On March 14th, futurist Amy Webb took to the stage of SXSW, one of the world's biggest innovation events, to present the long awaited 2026 Emerging Tech Trend Report. Instead of her usual presentation, she walked on stage clad in a black cloak, announcing the death of the trend report. The event became a funeral with over-the-top theatrics, complete with a memorial video, flowers, and even a band, as Webb declared that trends were no longer reliable sources for companies to plan long-term marketing strategies. To surpass this issue, she introduced new and improved forecasts: convergences.
Let's take a step back and understand the Emerging Tech Trend Report’s relevance in past years. For nearly two decades, their trend analysis helped leaders anticipate change in subsequent years, revealing early patterns across technology, science, economic systems, environmental conditions, and social behavior. Marketing enthusiasts and specialists highly anticipated Amy Webb’s SXSW speech as it became a reference for shaping future strategies.
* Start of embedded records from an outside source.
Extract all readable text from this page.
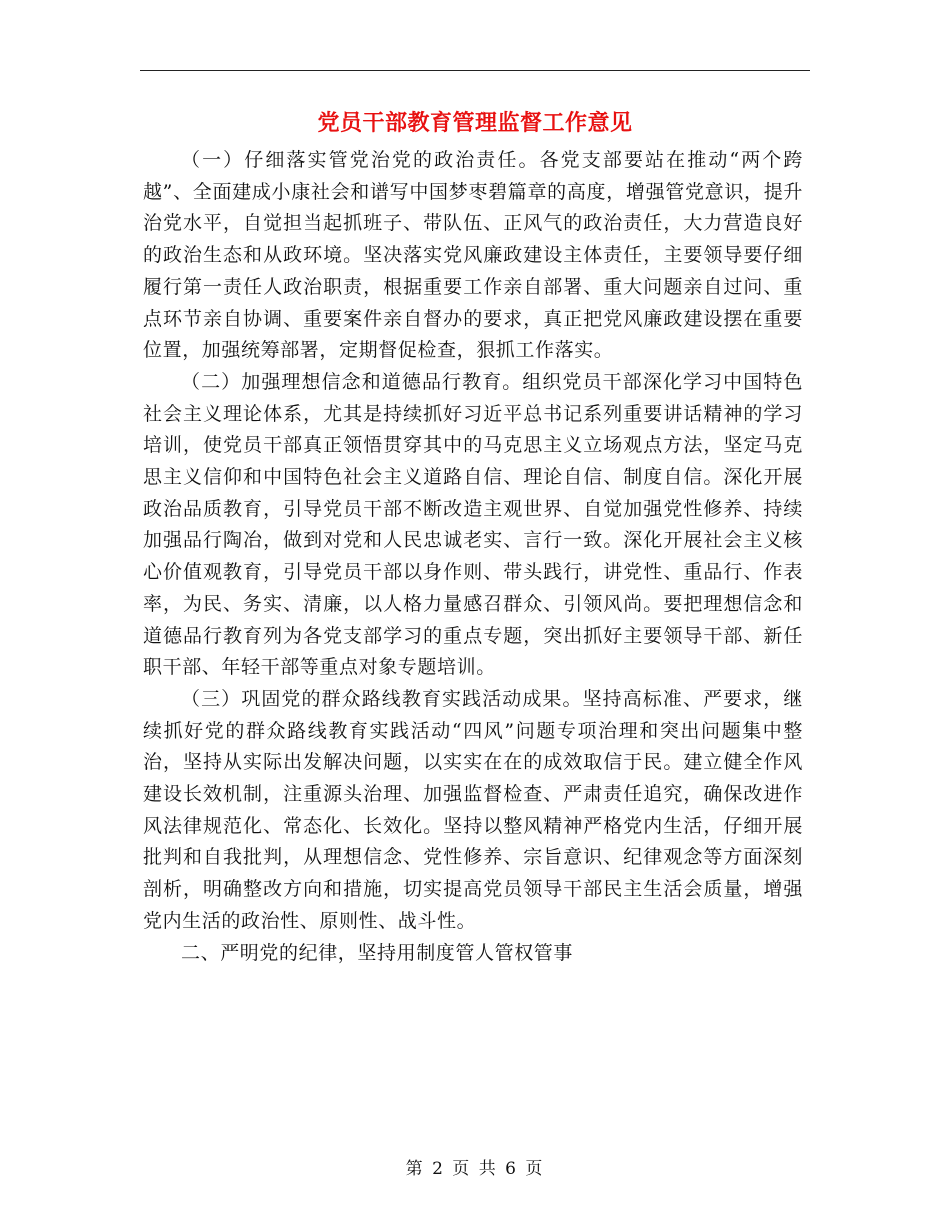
党员干部教育管理监督工作意见

（一）仔细落实管党治党的政治责任。各党支部要站在推动“两个跨越”、全面建成小康社会和谱写中国梦枣碧篇章的高度，增强管党意识，提升治党水平，自觉担当起抓班子、带队伍、正风气的政治责任，大力营造良好的政治生态和从政环境。坚决落实党风廉政建设主体责任，主要领导要仔细履行第一责任人政治职责，根据重要工作亲自部署、重大问题亲自过问、重点环节亲自协调、重要案件亲自督办的要求，真正把党风廉政建设摆在重要位置，加强统筹部署，定期督促检查，狠抓工作落实。

（二）加强理想信念和道德品行教育。组织党员干部深化学习中国特色社会主义理论体系，尤其是持续抓好习近平总书记系列重要讲话精神的学习培训，使党员干部真正领悟贯穿其中的马克思主义立场观点方法，坚定马克思主义信仰和中国特色社会主义道路自信、理论自信、制度自信。深化开展政治品质教育，引导党员干部不断改造主观世界、自觉加强党性修养、持续加强品行陶冶，做到对党和人民忠诚老实、言行一致。深化开展社会主义核心价值观教育，引导党员干部以身作则、带头践行，讲党性、重品行、作表率，为民、务实、清廉，以人格力量感召群众、引领风尚。要把理想信念和道德品行教育列为各党支部学习的重点专题，突出抓好主要领导干部、新任职干部、年轻干部等重点对象专题培训。

（三）巩固党的群众路线教育实践活动成果。坚持高标准、严要求，继续抓好党的群众路线教育实践活动“四风”问题专项治理和突出问题集中整治，坚持从实际出发解决问题，以实实在在的成效取信于民。建立健全作风建设长效机制，注重源头治理、加强监督检查、严肃责任追究，确保改进作风法律规范化、常态化、长效化。坚持以整风精神严格党内生活，仔细开展批判和自我批判，从理想信念、党性修养、宗旨意识、纪律观念等方面深刻剖析，明确整改方向和措施，切实提高党员领导干部民主生活会质量，增强党内生活的政治性、原则性、战斗性。

二、严明党的纪律，坚持用制度管人管权管事

第 2 页 共 6 页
Although the reports were extremely relevant, the increasing pace at which trends change has made them less and less reliable. This is something observable on our daily lives: we’ve all experienced buying the shiny new fashion trend, only to inevitably regret our life choices when they finally arrive a month later, void of its initial appeal. As Webb argued, by the time it takes to write and publish a trend report, it's already become outdated. Her point isn't that trends no longer have any importance, but rather that they don't give us much information when analyzed on their own.

To solve this issue, Amy Webb proposed a new solution: Convergence Reports. To explain this idea, she alludes to convergence reports being like storm trackers. While trends are like weather data — temperature, humidity, windspeed — that are useful to know but not entirely relevant by themselves, convergences are like storm systems, occurring when all of those different conditions interact and produce something that none of them could produce on their own.
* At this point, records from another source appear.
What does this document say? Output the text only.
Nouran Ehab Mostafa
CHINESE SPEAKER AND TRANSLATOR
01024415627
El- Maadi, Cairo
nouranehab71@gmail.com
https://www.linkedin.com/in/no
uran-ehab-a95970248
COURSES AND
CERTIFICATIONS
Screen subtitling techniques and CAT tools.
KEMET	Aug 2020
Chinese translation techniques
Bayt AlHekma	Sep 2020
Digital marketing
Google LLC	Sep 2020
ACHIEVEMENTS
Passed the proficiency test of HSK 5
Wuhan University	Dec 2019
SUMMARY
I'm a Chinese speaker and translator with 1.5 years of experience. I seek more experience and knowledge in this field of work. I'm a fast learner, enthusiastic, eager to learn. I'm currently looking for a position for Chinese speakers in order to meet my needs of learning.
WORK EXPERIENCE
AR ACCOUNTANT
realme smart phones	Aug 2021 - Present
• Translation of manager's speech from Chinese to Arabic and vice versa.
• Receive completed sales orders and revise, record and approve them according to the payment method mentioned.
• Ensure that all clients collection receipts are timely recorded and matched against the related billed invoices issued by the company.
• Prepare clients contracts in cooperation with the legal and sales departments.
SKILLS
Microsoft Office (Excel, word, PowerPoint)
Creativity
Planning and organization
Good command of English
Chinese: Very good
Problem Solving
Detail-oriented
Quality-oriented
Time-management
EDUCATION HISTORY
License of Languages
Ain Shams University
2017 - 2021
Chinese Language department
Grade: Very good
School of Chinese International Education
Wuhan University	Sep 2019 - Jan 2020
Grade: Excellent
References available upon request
In Webb’s words, a convergence occurs when multiple trends, forces, uncertainties and catalysts intersect to create a combined impact that is greater — and often different in kind — than the sum of their individual effects. They are defined by four main rules: they shape interconnected industries, redistribute power and value across those industries, create sudden new realities, and are hard to reverse.
A trend tells you what's changing, a convergence tells you what will become inevitable. In other words, convergence reports group individual trends into insights on major global perspective shifts, making them more relevant than simple trends. Then, instead of reacting to convergences, you should act ahead of them.
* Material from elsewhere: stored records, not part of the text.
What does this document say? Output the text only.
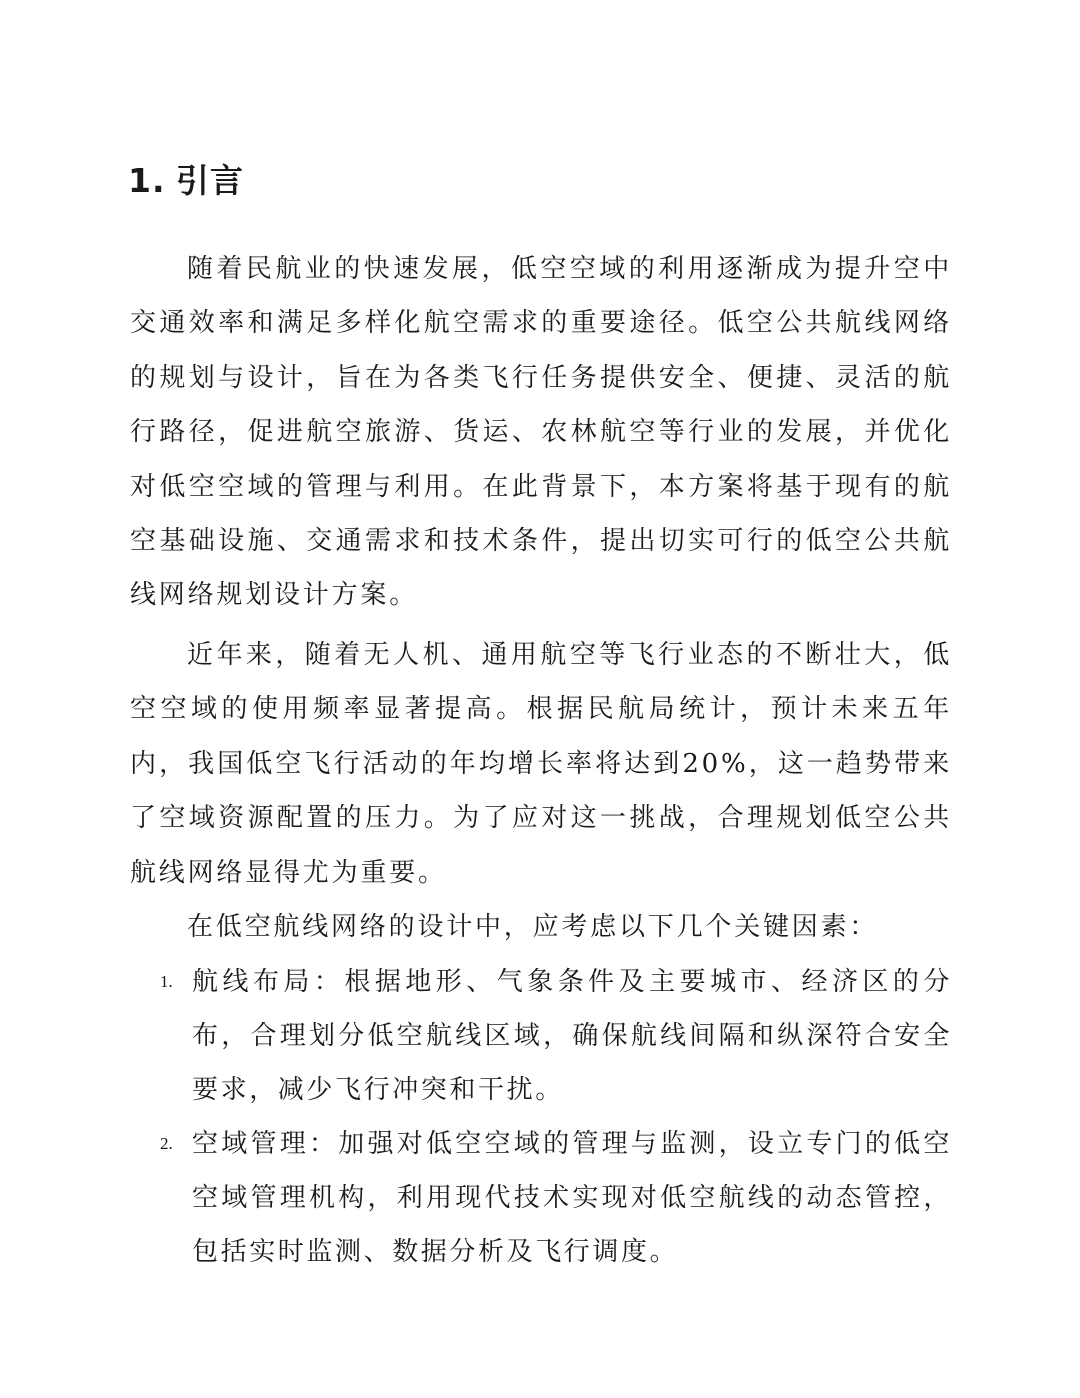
1. 引言

随着民航业的快速发展，低空空域的利用逐渐成为提升空中交通效率和满足多样化航空需求的重要途径。低空公共航线网络的规划与设计，旨在为各类飞行任务提供安全、便捷、灵活的航行路径，促进航空旅游、货运、农林航空等行业的发展，并优化对低空空域的管理与利用。在此背景下，本方案将基于现有的航空基础设施、交通需求和技术条件，提出切实可行的低空公共航线网络规划设计方案。

近年来，随着无人机、通用航空等飞行业态的不断壮大，低空空域的使用频率显著提高。根据民航局统计，预计未来五年内，我国低空飞行活动的年均增长率将达到20%，这一趋势带来了空域资源配置的压力。为了应对这一挑战，合理规划低空公共航线网络显得尤为重要。

在低空航线网络的设计中，应考虑以下几个关键因素：

1. 航线布局：根据地形、气象条件及主要城市、经济区的分布，合理划分低空航线区域，确保航线间隔和纵深符合安全要求，减少飞行冲突和干扰。
2. 空域管理：加强对低空空域的管理与监测，设立专门的低空空域管理机构，利用现代技术实现对低空航线的动态管控，包括实时监测、数据分析及飞行调度。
To exemplify this method, Amy Webb explains the human augmentation convergence. Human augmentation is the use of technology and biology to enhance, extend, or optimize human physical and cognitive capabilities beyond their natural limits. There have been recent trends involving human augmentation that seemingly give us superpowers, such as technology using neural signals to let its users control devices with their mind. Webb believes that they point to a new reality: our bodies are becoming platforms, and opting out of using human augmentation might mean falling behind. This could lead to a reality where some humans, using these tools, will be objectively better than others, reshaping competition across several industries.
What can you, dear Bocconi student, take away from all of this? Something I find essential about this new outlook is the importance of analyzing grouped, instead of individual, data. In an increasingly interconnected world, where boundaries between industries or even countries are disappearing, having a full-picture view is essential. Not only in marketing but in other career paths, it is vital to be aware of global occurrences, to question how events in different sectors can interact. In a world obsessed with spotting trends, the real advantage might be understanding what happens when they collide.